Ideas for "tagging" and listing services/hosts for monitoring? #14261

etfz · 2023-11-14T08:57:47Z

etfz
Nov 14, 2023

Hi,

I'm looking to use the NetBox API together with Prometheus blackbox exporter and HTTP discovery in order to determine what needs monitoring. I will have a translation layer in between for transforming the results into the appropriate format for Prometheus. So, what I need is something like one or more lists of monitoring targets. Utilizing the NetBox Service model seems like the obvious starting point here. I would add, for example, a TCP 443 service to each host that needs a web server monitored, and then retrieve a list of all those services, along with the appropriate IP address. GraphQL seems to be able to easily accomplish this.
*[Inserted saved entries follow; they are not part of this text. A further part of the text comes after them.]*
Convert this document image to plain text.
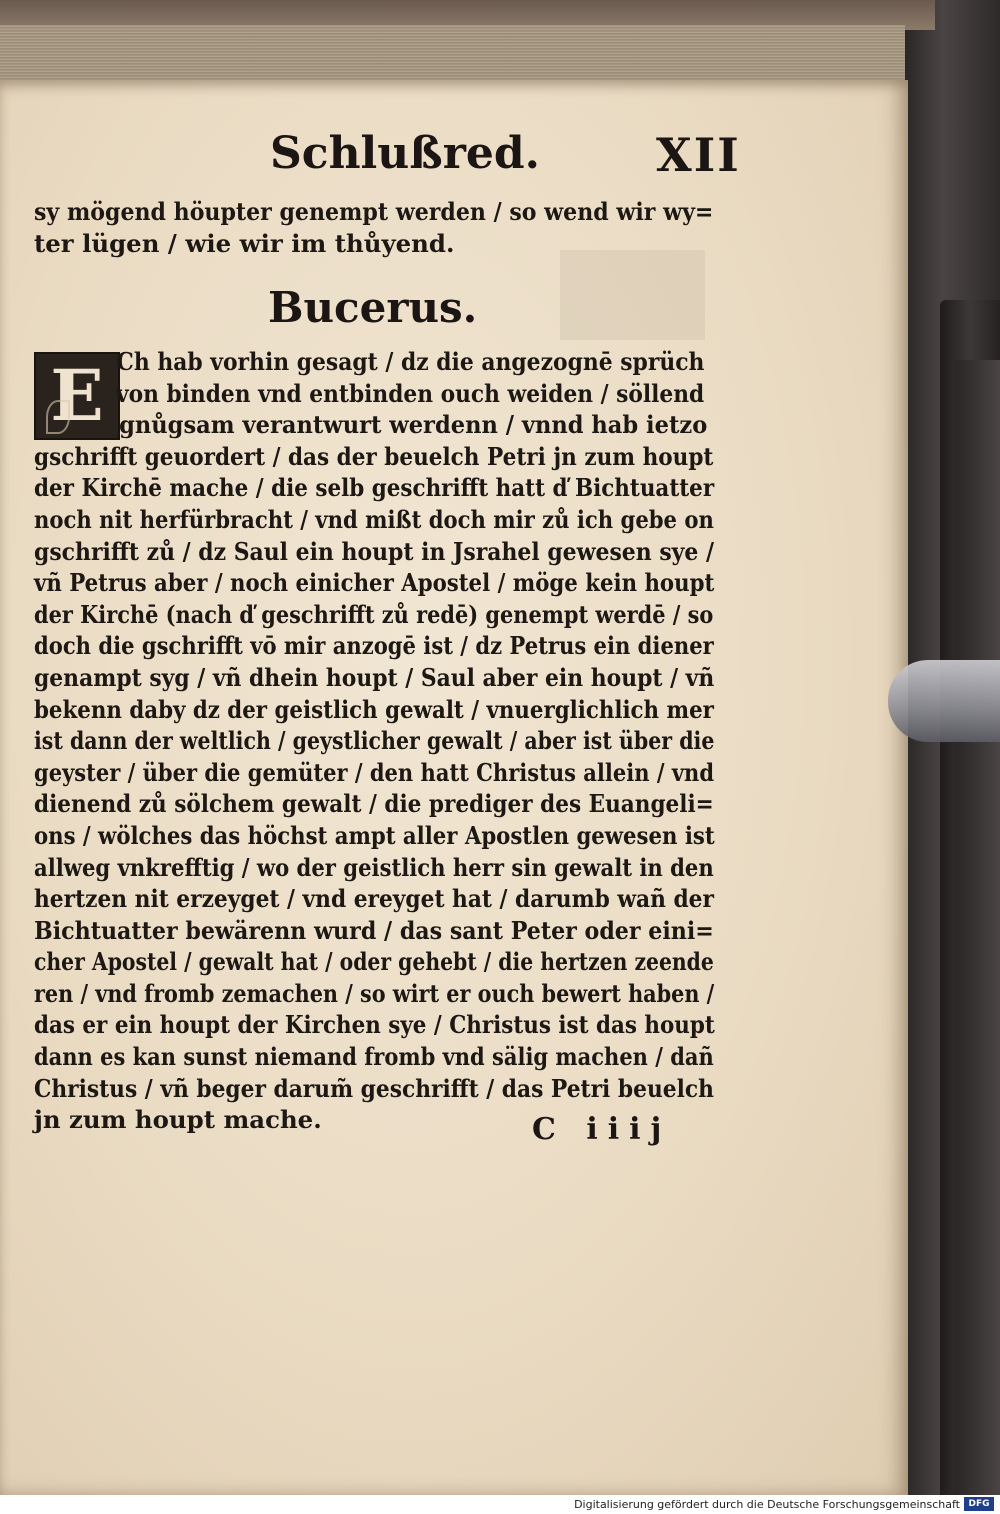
Schlußred.	XII
sy mögend höupter genempt werden / so wend wir wy=
ter lügen / wie wir im thůyend.
Bucerus.
E Ch hab vorhin gesagt / dz die angezognē sprüch
von binden vnd entbinden ouch weiden / söllend
gnůgsam verantwurt werdenn / vnnd hab ietzo
gschrifft geuordert / das der beuelch Petri jn zum houpt
der Kirchē mache / die selb geschrifft hatt ď Bichtuatter
noch nit herfürbracht / vnd mißt doch mir zů ich gebe on
gschrifft zů / dz Saul ein houpt in Jsrahel gewesen sye /
vñ Petrus aber / noch einicher Apostel / möge kein houpt
der Kirchē (nach ď geschrifft zů redē) genempt werdē / so
doch die gschrifft vō mir anzogē ist / dz Petrus ein diener
genampt syg / vñ dhein houpt / Saul aber ein houpt / vñ
bekenn daby dz der geistlich gewalt / vnuerglichlich mer
ist dann der weltlich / geystlicher gewalt / aber ist über die
geyster / über die gemüter / den hatt Christus allein / vnd
dienend zů sölchem gewalt / die prediger des Euangeli=
ons / wölches das höchst ampt aller Apostlen gewesen ist
allweg vnkrefftig / wo der geistlich herr sin gewalt in den
hertzen nit erzeyget / vnd ereyget hat / darumb wañ der
Bichtuatter bewärenn wurd / das sant Peter oder eini=
cher Apostel / gewalt hat / oder gehebt / die hertzen zeende
ren / vnd fromb zemachen / so wirt er ouch bewert haben /
das er ein houpt der Kirchen sye / Christus ist das houpt
dann es kan sunst niemand fromb vnd sälig machen / dañ
Christus / vñ beger darum̃ geschrifft / das Petri beuelch
jn zum houpt mache.	C iiij
Digitalisierung gefördert durch die Deutsche Forschungsgemeinschaft DFG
But then I might want to disable monitoring for some services, or set different service priorities, which determines alerting behaviour, etc. Using boolean (enabled) and choice (priority) custom fields seems appropriate, but unfortunately it is not possible to filter on custom fields using GraphQL at this time. I could, of course, perform the additional filtering in the translation layer, but still. Using tags would be another option that I think would support GraphQL filtering, but doesn't seem as appropriate.

Just curious if anyone has any comments or ideas, or even does something similar.

candlerb · 2023-11-15T11:26:58Z

candlerb
Nov 15, 2023

I use Netbox to drive node_exporter, windows_exporter and snmp_exporter - but not blackbox services.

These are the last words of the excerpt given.